Thursday, May 16, 2024

Children Are Starving in Africa - May 8 2024

 

Children Are Starving in Africa

May 8 2024


I’ve learned to eat slowly.


But growing up

around the table

3 teenage boys

would hoover, gulp, scarf.

While our mother grazed

and our father ate responsibly,

as you’d expect of a well-regulated man

who did nothing to excess.

The dog, of course, lurked between our legs;

more vulture than wolf

she’d go begging for hand-outs

lunging at scraps.


Since then, I’ve grown up.

Learned that no one is hovering

to snatch food from my mouth.

The lesson of temperance

has been well-digested by now;

the mission

to civilize the child

can be declared a success.


So I chew slowly.

Between bites

replace the knife and fork.

And for the sake of politeness

don’t finish everything.


Instead of competing

with 2 hungry teens.

Instead of eating for children

starving overseas.

Instead of cleaning my plate,

because in our family

waste was a sin.


It’s true

that in the fullness of time

all men become their father.

The eating responsibly.

The frugality.

The small mannerisms

and identical laugh.

Even looking in the mirror

the resemblance is obvious.


The well regulated man

who leaves a little on his plate.

And starving children in Africa,

who are still just as hungry

as my mother warned.


It sounds racist today (after all, there are children going hungry everywhere, even here!), and has the patronizing odour of “the white man as saviour” complex, but that’s what mothers said back in the day: clean your plate, because children are starving in Africa.
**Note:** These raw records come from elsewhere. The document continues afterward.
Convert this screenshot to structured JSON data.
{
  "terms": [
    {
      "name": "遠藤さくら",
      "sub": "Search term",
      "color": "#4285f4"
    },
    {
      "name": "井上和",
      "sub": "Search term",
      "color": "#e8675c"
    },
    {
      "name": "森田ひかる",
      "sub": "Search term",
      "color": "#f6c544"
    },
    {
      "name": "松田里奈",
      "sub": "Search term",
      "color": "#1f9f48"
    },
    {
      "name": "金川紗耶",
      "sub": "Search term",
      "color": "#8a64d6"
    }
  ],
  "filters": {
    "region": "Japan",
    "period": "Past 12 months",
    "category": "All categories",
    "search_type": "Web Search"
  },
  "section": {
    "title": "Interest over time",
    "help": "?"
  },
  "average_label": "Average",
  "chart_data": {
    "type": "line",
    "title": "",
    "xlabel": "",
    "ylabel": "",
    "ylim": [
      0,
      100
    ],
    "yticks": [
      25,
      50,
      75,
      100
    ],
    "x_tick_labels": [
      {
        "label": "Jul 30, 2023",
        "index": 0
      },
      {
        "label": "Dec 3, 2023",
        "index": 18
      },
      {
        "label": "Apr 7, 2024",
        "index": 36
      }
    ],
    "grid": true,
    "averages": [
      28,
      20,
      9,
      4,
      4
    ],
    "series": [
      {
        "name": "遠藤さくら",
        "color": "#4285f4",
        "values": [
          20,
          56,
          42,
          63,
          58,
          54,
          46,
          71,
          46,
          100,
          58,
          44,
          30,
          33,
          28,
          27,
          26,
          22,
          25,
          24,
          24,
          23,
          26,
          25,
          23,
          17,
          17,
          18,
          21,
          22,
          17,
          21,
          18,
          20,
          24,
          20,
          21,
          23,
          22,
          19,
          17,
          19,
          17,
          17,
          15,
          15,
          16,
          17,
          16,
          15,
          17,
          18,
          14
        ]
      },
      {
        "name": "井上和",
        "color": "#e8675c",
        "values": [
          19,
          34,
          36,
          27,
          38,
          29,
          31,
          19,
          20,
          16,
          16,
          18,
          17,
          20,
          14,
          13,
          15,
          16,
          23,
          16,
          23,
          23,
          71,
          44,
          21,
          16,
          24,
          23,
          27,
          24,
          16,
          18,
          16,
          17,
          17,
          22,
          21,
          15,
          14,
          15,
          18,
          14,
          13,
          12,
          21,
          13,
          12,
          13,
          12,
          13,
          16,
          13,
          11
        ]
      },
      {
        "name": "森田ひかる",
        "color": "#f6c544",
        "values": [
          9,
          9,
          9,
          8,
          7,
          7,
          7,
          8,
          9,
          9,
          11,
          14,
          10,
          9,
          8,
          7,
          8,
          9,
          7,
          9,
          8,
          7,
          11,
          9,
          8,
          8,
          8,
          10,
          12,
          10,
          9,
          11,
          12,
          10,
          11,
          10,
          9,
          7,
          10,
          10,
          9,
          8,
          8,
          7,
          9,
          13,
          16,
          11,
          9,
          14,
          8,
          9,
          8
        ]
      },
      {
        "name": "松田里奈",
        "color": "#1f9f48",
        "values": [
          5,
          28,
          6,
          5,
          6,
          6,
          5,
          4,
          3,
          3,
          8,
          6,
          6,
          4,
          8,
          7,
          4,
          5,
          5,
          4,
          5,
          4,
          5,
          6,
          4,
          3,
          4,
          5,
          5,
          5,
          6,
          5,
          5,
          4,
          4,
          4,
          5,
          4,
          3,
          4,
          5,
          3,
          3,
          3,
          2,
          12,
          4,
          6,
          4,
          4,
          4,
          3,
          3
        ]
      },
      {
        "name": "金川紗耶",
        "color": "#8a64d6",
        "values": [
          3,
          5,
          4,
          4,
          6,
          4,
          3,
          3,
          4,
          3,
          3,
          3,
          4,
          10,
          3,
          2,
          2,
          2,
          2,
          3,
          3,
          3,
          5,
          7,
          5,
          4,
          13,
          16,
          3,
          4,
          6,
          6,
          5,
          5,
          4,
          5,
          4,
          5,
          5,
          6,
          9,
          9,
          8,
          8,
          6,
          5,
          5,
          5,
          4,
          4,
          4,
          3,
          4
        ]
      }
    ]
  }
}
Guilt and shame are always good motivators, even if they don’t make sense.

We do grow up to become our fathers, and I do see him in the mirror as I age. This resemblance allows me to look both back and ahead. Looking back, I have more sympathy with and understanding of him as a whole person and not simply as an authority figure and provider. And looking ahead, I get a glimpse how I will age. Which is not only sobering, but another thing that makes one question the notion of free will: that is, a reminder of the genetic determinism we carry in us from birth. (Not to mention, for the deterministic sticklers, the family culture of example and modelling that also enters into this question of absolute personal agency. Except, of course, that the environment in which one is raised doesn't show up in a mirror!)